Por Hugo Alday Nieto

En el año 2017 “Residente” (René Pérez Joglar, de “Calle 13”), con todo su arsenal de Grammy´s, compuso una joya de canción de 1900 palabras llamada “La Cátedra”, en la que le responde a un reguetonero llamado Tempo dándole, como su nombre lo indica, una verdadera cátedra de teoría política, de historia, de música, de ortografía y de geografía.

Esta cátedra fue bien ganada por el reguetonero después de haberle dedicado al Residente más de 6 minutos de amenazas, sin tener la capacidad académica y musical suficiente para sostener sus acordes por mucho tiempo, después de la respuesta dura, puntual y muy sarcástica de Residente.

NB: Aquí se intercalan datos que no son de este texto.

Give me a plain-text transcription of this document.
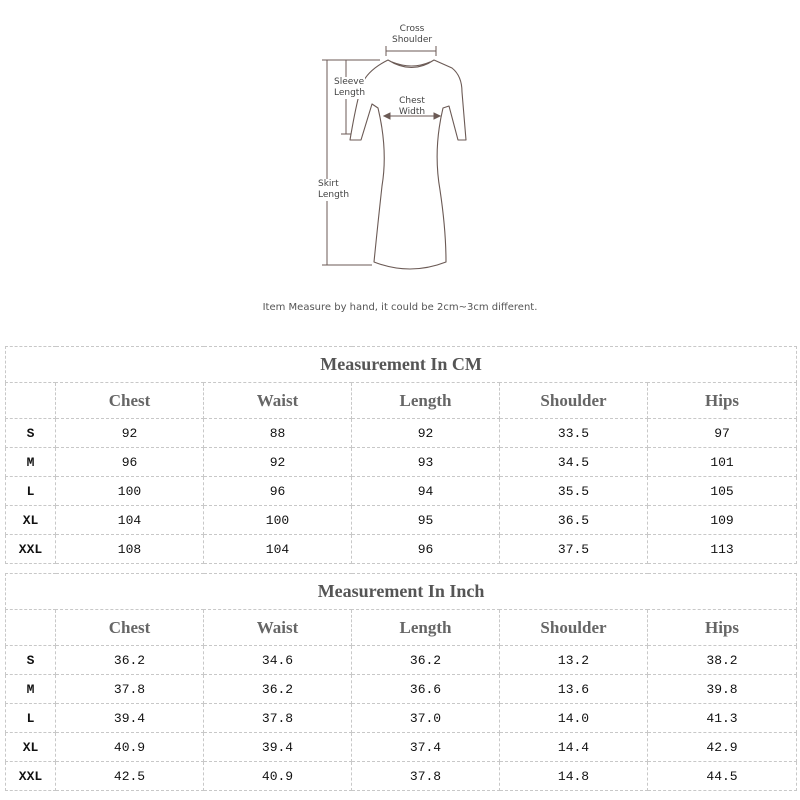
Cross
Shoulder
Sleeve
Length
Chest
Width
Skirt
Length
Item Measure by hand, it could be 2cm~3cm different.
Measurement In CM					
	Chest	Waist	Length	Shoulder	Hips
S	92	88	92	33.5	97
M	96	92	93	34.5	101
L	100	96	94	35.5	105
XL	104	100	95	36.5	109
XXL	108	104	96	37.5	113
Measurement In Inch					
	Chest	Waist	Length	Shoulder	Hips
S	36.2	34.6	36.2	13.2	38.2
M	37.8	36.2	36.6	13.6	39.8
L	39.4	37.8	37.0	14.0	41.3
XL	40.9	39.4	37.4	14.4	42.9
XXL	42.5	40.9	37.8	14.8	44.5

Este tema viene a colación en estos días, después de que el secretario general de acuerdos de la Suprema Corte de Justicia de la Nación, de forma elocuente, pero firme y contundente, le diera respuesta a la secretaria de gobernación respecto del comunicado que como titular de esa dependencia de la administración pública centralizada le notificara al titular del Poder Judicial Federal.

Artículo 127

El objeto de dicha comunicación se refiere al contenido del artículo 127 de la Carta Magna, que versa sobre los sueldos y emolumentos de los servidores públicos, y que de conformidad con dicho ordenamiento no puede ser mayor a los ingresos del titular del ejecutivo federal.

División de poderes

La respuesta del Poder Judicial es para quienes somos estudiosos del derecho, una verdadera cátedra en materia de interpretación del derecho constitucional y administrativo, la que, de forma didáctica le explica a la titular de la secretaría de gobernación primeramente que los artículos en los que sustenta su solicitud son erróneos en cuanto al contenido de su petición.

Enseguida, funda y motiva con claridad que el contenido es meramente vinculante a las dependencias y entidades de la administración pública, haciéndole un recordatorio de la forma de gobierno de este país y, asimismo, del significado de la división de poderes vigente en todas las constituciones liberales de nuestra historia y que emana de la ilustración.

Es decir, le explica con todos los fundamentos que los Suprema Corte es la cabeza del Poder Judicial, y por ende, no forma parte del Poder Ejecutivo, con lo cual no resulta vinculante su solicitud. Sin duda, una fuerte llamada de atención a los asesores legales de la secretaría de gobernación por no haber asistido a las clases de derecho constitucional y teoría del estado.

Más aún, la respuesta de la Corte retoma el contenido de sendas controversias constitucionales 105/2018 y 108/2018 en las que deja claro que la remuneración no solo comprende al salario en bruto, sino a todas las prestaciones como alimentos, transporte, gasolina, habitación, menaje de casa, servicios de seguridad y de salud, entre otros.

Resulta pues lamentable que, dadas las circunstancias actuales en un país, en que se pretende culpar a la Suprema Corte de los errores de forma y de fondo en procesos legislativos, se tenga este tropiezo por parte de la dependencia en cargada de la política interior con una seria equivocación respecto de los fundamentos constitucionales en los que se sustentan sus facultades y, más aún, en cuanto a la división de poderes.

Sin lugar a dudas el área jurídica tendrá que ponerse más atenta para evitar situaciones futuras, ya que en este primer desencuentro vemos que la vida sigue, como siguen las cosas que no tienen mucho sentido.